- Title: Cuba brings back doctors to battle COVID crisis straining healthcare
- Date: 11th August 2021
- Summary: HAVANA, CUBA (FILE - JULY 23, 2021) (REUTERS) TRUCKS FILLED WITH DONATIONS OF MEDICAL SUPPLIES CLOSE OF SYRINGES INSIDE DONATION BOXES VARIOUS OF HEALTH MINISTRY'S OFFICERS POSING WITH DONATIONS CLOSE OF STICKER ON DONATION BOX
- Embargoed: 25th August 2021 19:03
- Keywords: Biocufarma Cienfuegos Diaz-Canel Guantanamo Havana PCR coronavirus covid-19 infection
- Location: VARIOUS LOCATIONS, CUBA
- City: VARIOUS LOCATIONS, CUBA
- Country: Cuba
- Topics: Health/Medicine,South America / Central America
- Reuters ID: LVA004EPU3OEF
- Aspect Ratio: 16:9
- Story Text: Cuba is bringing back hundreds of doctors working abroad and converting hotels into isolation centres and hospitals in order to battle a COVID-19 crisis that is overwhelming healthcare and mortuary services in parts of the Caribbean island.
The country, which managed to contain infections for most of last year, is now facing one of the worst outbreaks worldwide, fuelled by the spread of the more-infectious Delta variant, even as it races to vaccinate its population.
Cuba's rolling seven-day average of confirmed COVID-19 cases has surged eightfold within two months to 5,639 per million inhabitants, ten times the world average.
One in five tests are positive, four times the benchmark 5% positivity rate cited by the World Health Organisation.
The seven-day average for confirmed COVID-19 deaths is around 52 per million inhabitants, six times the world average, although the real number could be much higher accounting for potentially undiagnosed cases.
The COVID-19 surge has come amid Cuba's worst economic crisis in decades that had already resulted in medicine shortages and long queues for scarce goods that made implementing lockdowns tricky.
Cuba's government did not reply to a request for comment. It has denounced the United States for tightening sanctions, saying this has also slowed down its vaccine rollout due to the difficulty of acquiring inputs. Critics blame more Cuba's inefficient state-run economy.

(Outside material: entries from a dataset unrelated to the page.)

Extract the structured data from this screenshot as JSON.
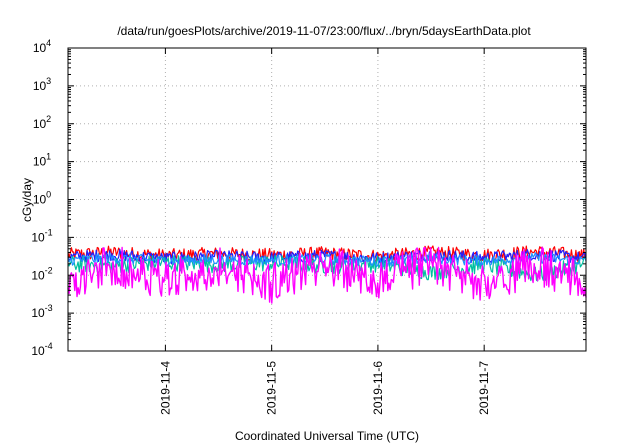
{
  "chart_data": {
    "type": "line",
    "title": "/data/run/goesPlots/archive/2019-11-07/23:00/flux/../bryn/5daysEarthData.plot",
    "xlabel": "Coordinated Universal Time (UTC)",
    "ylabel": "cGy/day",
    "y_scale": "log",
    "ylim": [
      0.0001,
      10000
    ],
    "xlim": [
      "2019-11-03 02:00",
      "2019-11-07 23:00"
    ],
    "x_ticks": [
      "2019-11-4",
      "2019-11-5",
      "2019-11-6",
      "2019-11-7"
    ],
    "y_ticks": [
      {
        "base": "10",
        "exp": "-4"
      },
      {
        "base": "10",
        "exp": "-3"
      },
      {
        "base": "10",
        "exp": "-2"
      },
      {
        "base": "10",
        "exp": "-1"
      },
      {
        "base": "10",
        "exp": "0"
      },
      {
        "base": "10",
        "exp": "1"
      },
      {
        "base": "10",
        "exp": "2"
      },
      {
        "base": "10",
        "exp": "3"
      },
      {
        "base": "10",
        "exp": "4"
      }
    ],
    "grid": true,
    "series": [
      {
        "color": "#ff0000",
        "x": [
          "2019-11-03 02:00",
          "2019-11-03 12:00",
          "2019-11-04 00:00",
          "2019-11-04 12:00",
          "2019-11-05 00:00",
          "2019-11-05 12:00",
          "2019-11-06 00:00",
          "2019-11-06 12:00",
          "2019-11-07 00:00",
          "2019-11-07 12:00",
          "2019-11-07 23:00"
        ],
        "values": [
          0.035,
          0.04,
          0.033,
          0.037,
          0.034,
          0.038,
          0.032,
          0.04,
          0.034,
          0.042,
          0.033
        ]
      },
      {
        "color": "#2020ff",
        "x": [
          "2019-11-03 02:00",
          "2019-11-03 12:00",
          "2019-11-04 00:00",
          "2019-11-04 12:00",
          "2019-11-05 00:00",
          "2019-11-05 12:00",
          "2019-11-06 00:00",
          "2019-11-06 12:00",
          "2019-11-07 00:00",
          "2019-11-07 12:00",
          "2019-11-07 23:00"
        ],
        "values": [
          0.03,
          0.035,
          0.028,
          0.032,
          0.029,
          0.033,
          0.028,
          0.035,
          0.029,
          0.036,
          0.028
        ]
      },
      {
        "color": "#00bfa0",
        "x": [
          "2019-11-03 02:00",
          "2019-11-03 12:00",
          "2019-11-04 00:00",
          "2019-11-04 12:00",
          "2019-11-05 00:00",
          "2019-11-05 12:00",
          "2019-11-06 00:00",
          "2019-11-06 12:00",
          "2019-11-07 00:00",
          "2019-11-07 12:00",
          "2019-11-07 23:00"
        ],
        "values": [
          0.02,
          0.018,
          0.022,
          0.019,
          0.021,
          0.018,
          0.02,
          0.012,
          0.019,
          0.01,
          0.02
        ]
      },
      {
        "color": "#1e90ff",
        "x": [
          "2019-11-03 02:00",
          "2019-11-03 12:00",
          "2019-11-04 00:00",
          "2019-11-04 12:00",
          "2019-11-05 00:00",
          "2019-11-05 12:00",
          "2019-11-06 00:00",
          "2019-11-06 12:00",
          "2019-11-07 00:00",
          "2019-11-07 12:00",
          "2019-11-07 23:00"
        ],
        "values": [
          0.025,
          0.028,
          0.024,
          0.026,
          0.025,
          0.027,
          0.023,
          0.028,
          0.024,
          0.029,
          0.024
        ]
      },
      {
        "color": "#ff00ff",
        "x": [
          "2019-11-03 02:00",
          "2019-11-03 12:00",
          "2019-11-04 00:00",
          "2019-11-04 12:00",
          "2019-11-05 00:00",
          "2019-11-05 12:00",
          "2019-11-06 00:00",
          "2019-11-06 12:00",
          "2019-11-07 00:00",
          "2019-11-07 12:00",
          "2019-11-07 23:00"
        ],
        "values": [
          0.005,
          0.012,
          0.005,
          0.011,
          0.004,
          0.012,
          0.005,
          0.013,
          0.004,
          0.012,
          0.004
        ]
      }
    ]
  }
}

Cuba was a COVID-19 success story last year, managing to contain the outbreak, dispatching doctors all over the globe to help and even developing its own vaccines, which it started applying in recent months.
Deaths in Cuba since the start of the pandemic are still only a half of the global average, according to official data. The death toll is rising fast though.
Official data show no more than ten COVID-19 death daily in Guantanamo for those days suggesting underreporting in deaths from the respiratory disease.
So far, a quarter of Cuba's 11.2 million inhabitants have been inoculated with its two most advanced vaccines that officials say have proven more than 90 % effective in phase three trials.
In one bright spot, the case-fatality rate in Havana, where nearly two thirds of the population has now been fully inoculated, was just 0.69 % compared to 0.93% for the rest of the country in the first week of August, according to official data, suggesting the shots are working.